A possível classificação do Primeiro Comando da Capital (PCC) e do Comando Vermelho (CV) como organizações terroristas pelos Estados Unidos pode abrir espaço para sanções financeiras mais amplas e gerar discussões sobre soberania nacional e limites da atuação norte-americana em território brasileiro.
Nos Estados Unidos, a legislação que trata de organizações terroristas estrangeiras permite que o governo aplique diversas medidas contra esses grupos e qualquer pessoa ou entidade que lhes ofereça apoio.
Entre as possíveis ações estão o bloqueio de bens, proibição de transações financeiras, restrições de visto e o monitoramento global de indivíduos ligados às facções.
Em nota enviada ao portal R7, o Departamento de Estado dos Estados Unidos afirmou considerar organizações criminosas como o PCC e o CV “ameaças significativas à segurança regional devido ao seu envolvimento com tráfico de drogas, violência e crime transnacional”.
Debate sobre soberania
Segundo especialistas em relações internacionais, o debate expõe o desafio de equilibrar a cooperação internacional no combate ao crime organizado com a preservação da soberania nacional.

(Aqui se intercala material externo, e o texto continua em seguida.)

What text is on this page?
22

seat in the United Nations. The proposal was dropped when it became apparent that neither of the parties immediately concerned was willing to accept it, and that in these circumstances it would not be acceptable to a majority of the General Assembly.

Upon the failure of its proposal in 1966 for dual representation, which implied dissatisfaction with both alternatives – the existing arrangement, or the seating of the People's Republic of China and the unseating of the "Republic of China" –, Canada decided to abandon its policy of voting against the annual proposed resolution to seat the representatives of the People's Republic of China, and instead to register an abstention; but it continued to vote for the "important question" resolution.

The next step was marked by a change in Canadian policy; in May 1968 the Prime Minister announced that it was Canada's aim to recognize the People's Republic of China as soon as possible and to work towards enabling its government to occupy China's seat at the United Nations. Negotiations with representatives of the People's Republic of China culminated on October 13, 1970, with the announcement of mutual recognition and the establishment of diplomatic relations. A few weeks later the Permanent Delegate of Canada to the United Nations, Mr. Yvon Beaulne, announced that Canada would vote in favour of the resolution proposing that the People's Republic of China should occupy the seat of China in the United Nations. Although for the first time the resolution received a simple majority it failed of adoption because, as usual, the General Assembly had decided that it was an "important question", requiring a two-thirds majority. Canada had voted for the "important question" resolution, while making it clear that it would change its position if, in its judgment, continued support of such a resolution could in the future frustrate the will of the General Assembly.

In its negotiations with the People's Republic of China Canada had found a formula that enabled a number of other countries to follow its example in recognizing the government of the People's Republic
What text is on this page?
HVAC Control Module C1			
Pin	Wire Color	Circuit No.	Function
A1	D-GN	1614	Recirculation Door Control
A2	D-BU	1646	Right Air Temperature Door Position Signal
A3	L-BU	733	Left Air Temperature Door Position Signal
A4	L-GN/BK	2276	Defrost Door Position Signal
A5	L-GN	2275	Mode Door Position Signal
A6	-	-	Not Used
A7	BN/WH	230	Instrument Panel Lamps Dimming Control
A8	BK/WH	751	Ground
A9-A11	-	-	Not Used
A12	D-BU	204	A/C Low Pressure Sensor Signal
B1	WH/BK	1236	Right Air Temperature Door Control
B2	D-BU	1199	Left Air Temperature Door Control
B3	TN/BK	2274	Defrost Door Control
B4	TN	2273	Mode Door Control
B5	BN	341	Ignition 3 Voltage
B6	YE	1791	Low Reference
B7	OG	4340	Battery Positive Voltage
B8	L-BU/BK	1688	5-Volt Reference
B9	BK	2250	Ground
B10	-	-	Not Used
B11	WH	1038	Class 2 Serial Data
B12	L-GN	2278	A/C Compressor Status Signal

Para o advogado especialista em direito internacional Daniel Toledo, a classificação se baseia exclusivamente na legislação norte-americana, sem respaldo direto no direito internacional.
“Essa é uma legislação americana, exclusivamente americana. Não existe absolutamente nada no direito internacional que permita a atuação de um país dentro da área territorial de outro país”, afirma.
Segundo ele, ao classificar determinados grupos como terroristas, os Estados Unidos passam a considerar que têm respaldo jurídico interno para atuar de forma mais ampla contra essas organizações.
“Eles se consideram autorizados a entrar em outros países, realizar ataques dentro desses territórios ou utilizar serviços de inteligência para investigar e combater organizações que eles próprios classificam como terroristas”, explica.
Possíveis impactos diplomáticos
O advogado Ilmar Muniz avalia que a medida pode gerar impactos diplomáticos e jurídicos relevantes na relação entre Brasil e Estados Unidos.
Segundo ele, a classificação permitiria ampliar sanções financeiras, bloqueio de bens e pressões por maior cooperação investigativa contra integrantes dessas facções.
No campo diplomático, o Brasil poderia enfrentar pressões para adotar políticas mais duras de combate ao crime organizado.
“Qualquer atuação em território brasileiro depende de cooperação formal e respeito à soberania nacional”, ressalta.
Diferença entre terrorismo e crime organizado
Outro ponto destacado por especialistas é a distinção entre terrorismo e crime organizado. Para Daniel Toledo, o conceito jurídico de terrorismo não se aplica às facções brasileiras.
“A definição internacional de terrorismo está ligada a uma ideologia. Nem o PCC nem o Comando Vermelho estão ligados a ideologias. O foco dessas facções é econômico, ligado ao narcotráfico”, afirma.
Na avaliação do especialista Henrique Scliar, a classificação também pode gerar impasses jurídicos entre os dois países.
Segundo ele, divergências na definição dos crimes podem exigir ajustes em áreas como extradição, compartilhamento de provas e aplicação de sanções.
Diante desse cenário, o Brasil tenta evitar que Washington avance com a classificação, defendendo que o PCC e o Comando Vermelho continuem sendo tratados como organizações criminosas e não como grupos terroristas.